(01.03.2024, 00:27)voyageur schrieb: [ -> ]Ambiguïté stratégique , das bedeutet doch das nichts genaues gesagt wird. OK schwer für einen Naturwissenschaftler zu akzeptieren.
Guter Hinweis, das ist natürlich die "Arbeitsweise" der Diplomatie.
Anekdote am Rande: Talleyrand hat einmal gesagt:
Wenn ein Diplomat 'ja' sagt, meint er 'vielleicht', wenn er 'vielleicht' sagt, meint er 'nein' und wenn er 'nein' sagt, ist er kein Diplomat.

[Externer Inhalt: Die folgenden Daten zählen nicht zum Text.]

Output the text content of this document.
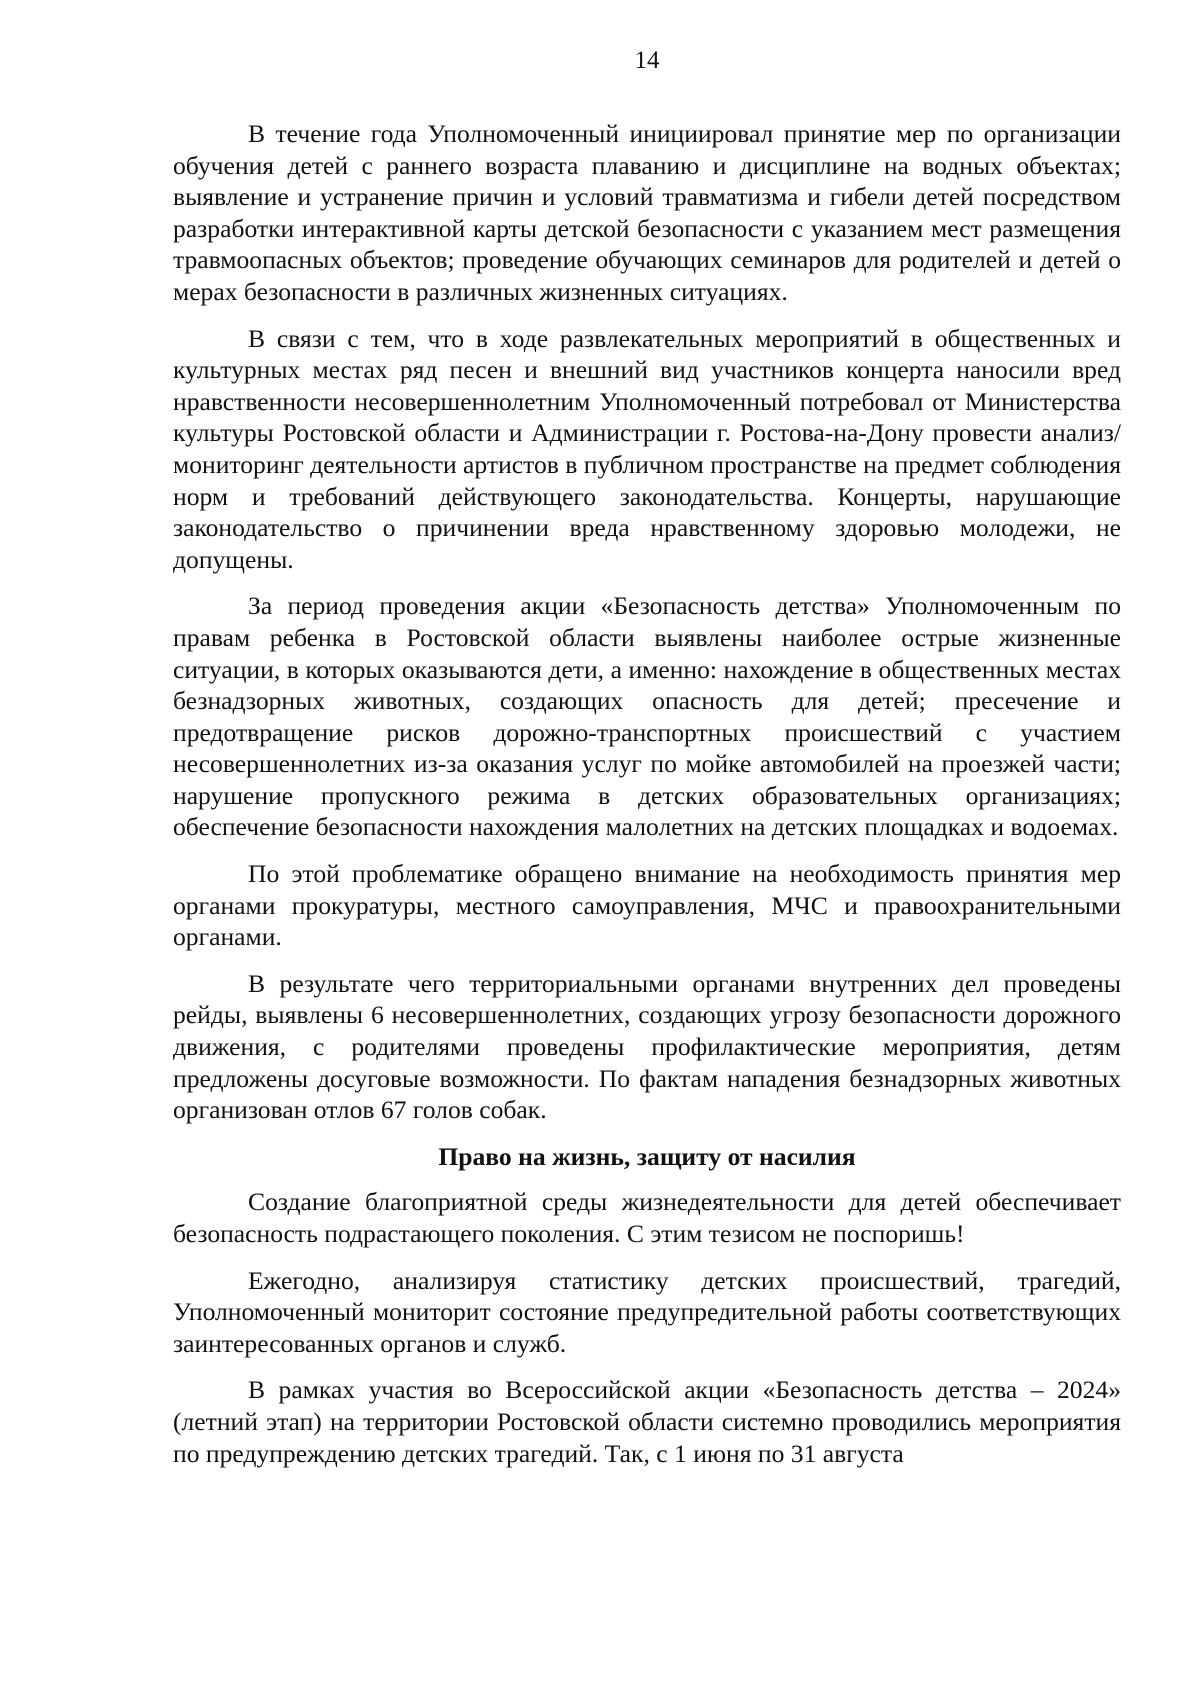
14

В течение года Уполномоченный инициировал принятие мер по организации обучения детей с раннего возраста плаванию и дисциплине на водных объектах; выявление и устранение причин и условий травматизма и гибели детей посредством разработки интерактивной карты детской безопасности с указанием мест размещения травмоопасных объектов; проведение обучающих семинаров для родителей и детей о мерах безопасности в различных жизненных ситуациях.

В связи с тем, что в ходе развлекательных мероприятий в общественных и культурных местах ряд песен и внешний вид участников концерта наносили вред нравственности несовершеннолетним Уполномоченный потребовал от Министерства культуры Ростовской области и Администрации г. Ростова-на-Дону провести анализ/мониторинг деятельности артистов в публичном пространстве на предмет соблюдения норм и требований действующего законодательства. Концерты, нарушающие законодательство о причинении вреда нравственному здоровью молодежи, не допущены.

За период проведения акции «Безопасность детства» Уполномоченным по правам ребенка в Ростовской области выявлены наиболее острые жизненные ситуации, в которых оказываются дети, а именно: нахождение в общественных местах безнадзорных животных, создающих опасность для детей; пресечение и предотвращение рисков дорожно-транспортных происшествий с участием несовершеннолетних из-за оказания услуг по мойке автомобилей на проезжей части; нарушение пропускного режима в детских образовательных организациях; обеспечение безопасности нахождения малолетних на детских площадках и водоемах.

По этой проблематике обращено внимание на необходимость принятия мер органами прокуратуры, местного самоуправления, МЧС и правоохранительными органами.

В результате чего территориальными органами внутренних дел проведены рейды, выявлены 6 несовершеннолетних, создающих угрозу безопасности дорожного движения, с родителями проведены профилактические мероприятия, детям предложены досуговые возможности. По фактам нападения безнадзорных животных организован отлов 67 голов собак.

Право на жизнь, защиту от насилия

Создание благоприятной среды жизнедеятельности для детей обеспечивает безопасность подрастающего поколения. С этим тезисом не поспоришь!

Ежегодно, анализируя статистику детских происшествий, трагедий, Уполномоченный мониторит состояние предупредительной работы соответствующих заинтересованных органов и служб.

В рамках участия во Всероссийской акции «Безопасность детства – 2024» (летний этап) на территории Ростовской области системно проводились мероприятия по предупреждению детских трагедий. Так, с 1 июня по 31 августа
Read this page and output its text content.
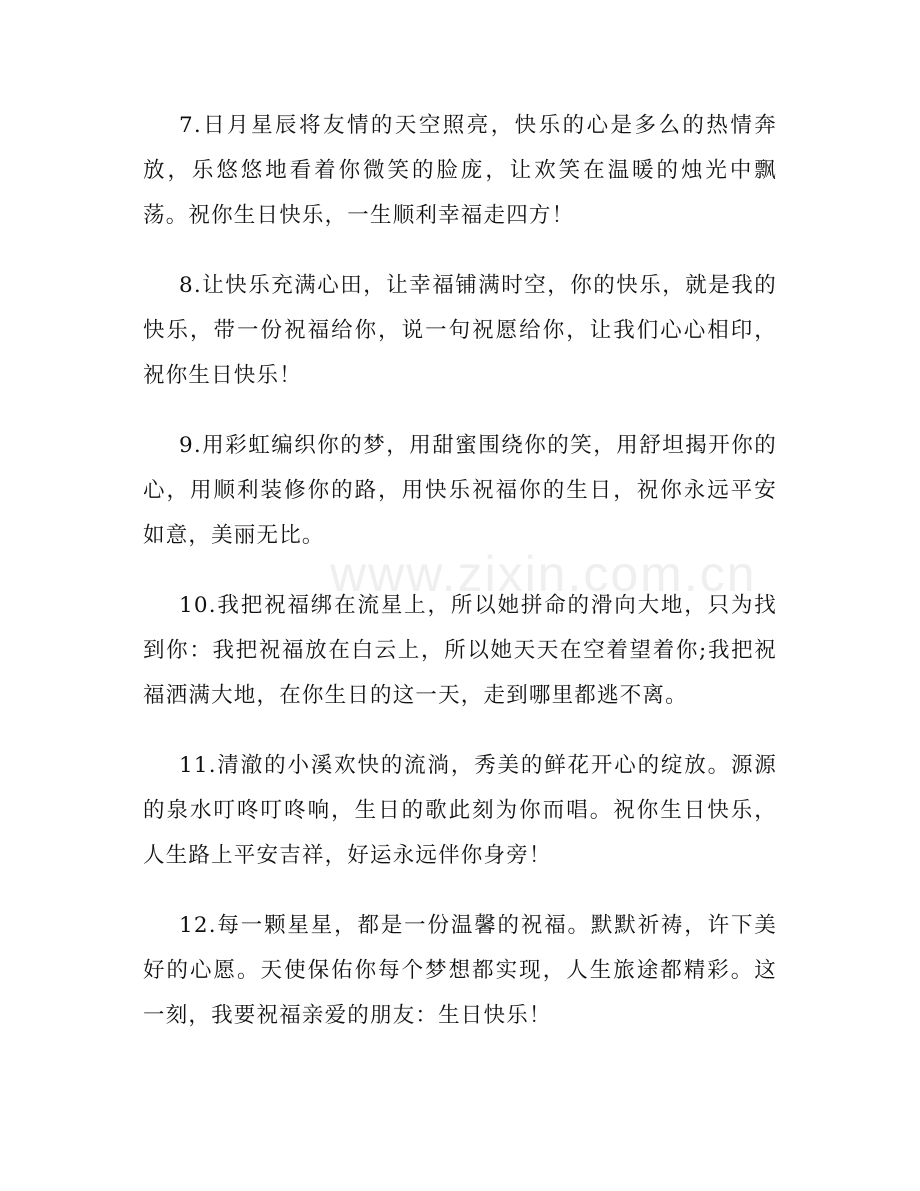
7.日月星辰将友情的天空照亮，快乐的心是多么的热情奔放，乐悠悠地看着你微笑的脸庞，让欢笑在温暖的烛光中飘荡。祝你生日快乐，一生顺利幸福走四方！

8.让快乐充满心田，让幸福铺满时空，你的快乐，就是我的快乐，带一份祝福给你，说一句祝愿给你，让我们心心相印，祝你生日快乐！

9.用彩虹编织你的梦，用甜蜜围绕你的笑，用舒坦揭开你的心，用顺利装修你的路，用快乐祝福你的生日，祝你永远平安如意，美丽无比。

10.我把祝福绑在流星上，所以她拼命的滑向大地，只为找到你：我把祝福放在白云上，所以她天天在空着望着你;我把祝福洒满大地，在你生日的这一天，走到哪里都逃不离。

11.清澈的小溪欢快的流淌，秀美的鲜花开心的绽放。源源的泉水叮咚叮咚响，生日的歌此刻为你而唱。祝你生日快乐，人生路上平安吉祥，好运永远伴你身旁！

12.每一颗星星，都是一份温馨的祝福。默默祈祷，许下美好的心愿。天使保佑你每个梦想都实现，人生旅途都精彩。这一刻，我要祝福亲爱的朋友：生日快乐！

www.zixin.com.cn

Wenn eine Dame 'nein' sagt, meint sie 'vielleicht', wenn sie 'vielleicht' sagt, meint sie 'ja' und wenn sie 'ja' sagt, ist sie keine Dame.
Für mich als Naturwissenschaftler ist diese Ambiguitè tatsächlich schwer zu akzeptieren, denn ich bin gewohnt in klar definierten und damit unzweideutigen Prozessen zu denken. Aber ich lerne gerne dazu und habe natürlich auch noch andere Seiten.
Zitat:Und es geht darum sich dynamisch an Situationen anpassen zu können. Frankreich ist nicht im krieg mit dem russischen Volk, wird aber wie Europa von Putins Regime angegriffen.
(...)
Wenn ich den Begriff "Krieg" einmal weglasse und dafür "Konflikt" verwende, sind nach meinem Verständnis beide Parteien direkt im Konflikt miteinander, selbst wenn nur eine der beiden Parteien einseitig angreifen würde. Es sei denn man würde diese Angriffe stoisch und unbeantwortet über sich ergehen lassen.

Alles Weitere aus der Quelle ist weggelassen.